HOUSTON - Houston's financial outlook was raised Thursday from "AA negative" to "AA stable" by the S&P Global Ratings service.
City officials said the rating was given in recognition of a $1 million bond that reforms Houston's pension systems.
S&P officials pointed to the city's "very strong management, with strong financial policies," as well as its "strong economy" as reasons for the positive change.
City officials said in the Nov. 7 election, voters gave overwhelming support to the bond package that placed the final cornerstone in Mayor Sylvester Turner's pension reform package, which is expected to save taxpayers hundreds of millions of dollars and stabilize the pension funds for police, firefighters and other municipal employees.

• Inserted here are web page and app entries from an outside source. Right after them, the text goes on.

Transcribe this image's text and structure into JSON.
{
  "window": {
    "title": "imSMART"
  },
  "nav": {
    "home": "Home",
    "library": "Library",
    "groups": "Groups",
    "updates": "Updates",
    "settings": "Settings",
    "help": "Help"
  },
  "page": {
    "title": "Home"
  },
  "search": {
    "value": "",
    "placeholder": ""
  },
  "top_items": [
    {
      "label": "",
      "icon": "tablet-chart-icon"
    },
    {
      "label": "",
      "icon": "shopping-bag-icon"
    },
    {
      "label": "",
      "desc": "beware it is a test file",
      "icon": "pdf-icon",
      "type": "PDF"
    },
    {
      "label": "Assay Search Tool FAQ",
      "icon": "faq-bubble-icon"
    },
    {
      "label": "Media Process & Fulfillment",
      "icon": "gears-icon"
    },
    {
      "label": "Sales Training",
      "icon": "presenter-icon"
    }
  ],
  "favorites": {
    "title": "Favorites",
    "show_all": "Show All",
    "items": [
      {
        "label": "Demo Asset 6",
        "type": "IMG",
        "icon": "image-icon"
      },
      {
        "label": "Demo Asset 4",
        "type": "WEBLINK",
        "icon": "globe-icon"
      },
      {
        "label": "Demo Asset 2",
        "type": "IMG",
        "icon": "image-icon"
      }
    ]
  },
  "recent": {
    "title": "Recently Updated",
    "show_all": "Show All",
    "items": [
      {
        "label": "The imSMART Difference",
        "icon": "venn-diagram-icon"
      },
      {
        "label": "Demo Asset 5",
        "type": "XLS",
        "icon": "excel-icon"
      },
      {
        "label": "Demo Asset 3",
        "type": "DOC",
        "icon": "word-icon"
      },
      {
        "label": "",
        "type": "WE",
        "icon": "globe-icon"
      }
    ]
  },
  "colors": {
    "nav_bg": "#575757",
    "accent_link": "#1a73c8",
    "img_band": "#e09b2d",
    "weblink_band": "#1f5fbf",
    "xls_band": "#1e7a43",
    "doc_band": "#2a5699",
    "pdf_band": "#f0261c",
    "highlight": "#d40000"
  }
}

“The pension reform victory continues to bear fruit for city government and everyone it services,” Turner said. “The reform package even changed municipal government’s net worth to $1.9 billion on the plus side from $95 million in the negative.”
The Moody rating service also raised the city's outlook to "stable" in November due to the same factors as the S&P Global Ratings.
“Despite the city and greater region facing recent stressors such as a (weakened) energy sector and damage caused by Hurricane Harvey, the city’s local economy has remained strong,” an S&P representative said. “The broad-and-diverse economy remains stable, and Houston continues to be a hub for employment, especially in the energy and health care sectors, as well as a draw for higher education and finance.”